Baseado na lenda celta (e não na famosa ópera homônima de Wagner), Tristão e Isolda é uma mistura de Romeu + Julieta e As Brumas de Avalon, ou seja, um casal que não pode ficar junto, cercado de muita neblina e personagens com roupas medievais. Entre uma cena romântica e outra, acontecem algumas batalhas.
Dirigido por Kevin Reynolds (Waterworld), Tristão e Isolda fala de amor em tempos de intolerância. Ela é uma princesa Irlandesa que salva a vida de Tristão, um nobre da Cornualha. Ela não sabe porém, que ele é uma espécie de filho adotivo de Lorde Marke (Rufus Sewell), um líder que sonha unir as tribos da Inglaterra e livrá-la do domínio irlandês.
O amor proibido de Tristão e Isolda vem do fato de pertencerem a reinos inimigos e também porque a família dele foi assassinada durante uma invasão irlandesa. Porém, quando ela salva a vida dele, o casal não sabe quem é quem. Além disso, Isolda esconde sua identidade, o que trará mais desencontros no futuro.
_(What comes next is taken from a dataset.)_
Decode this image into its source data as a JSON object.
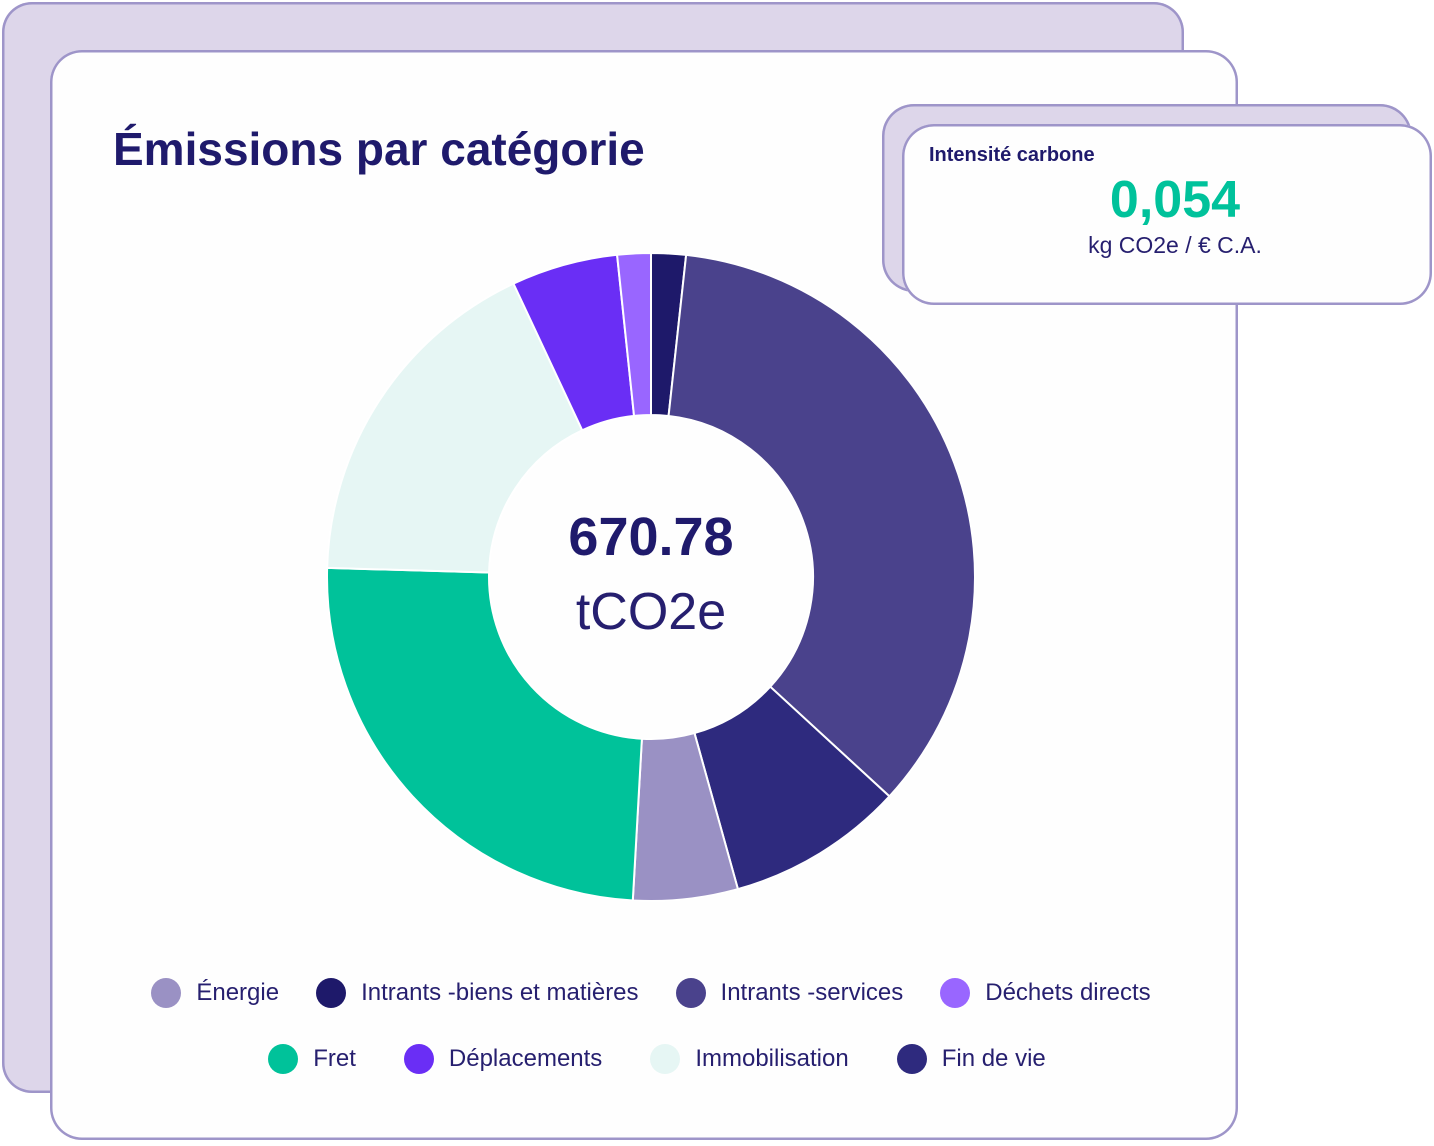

Apesar de Sophia Myles (Underworld), intérprete de Isolda ser esforçada e encontrar diversas nuances em sua personagem, não existe química entre o casal. Franco não se esforça para criar um romântico apaixonado – aliás, ele mal parece estar interessado na parceira. Assim o filme não tem de onde tirar forças para se sustentar, apesar das boas direções de fotografia e arte.
A produção é dos irmãos Tony e Ridley Scott. Este, aliás, desenvolve o projeto há mais de vinte anos e pensava em dirigi-lo. Tecnicamente caprichado, Tristão e Isolda nunca convence no plano onde deveria ser mais forte: o do romance. A dimensão trágica dos personagens está lá, mas pouca gente vai se importar se eles vão morrer ou ficarem juntos no final.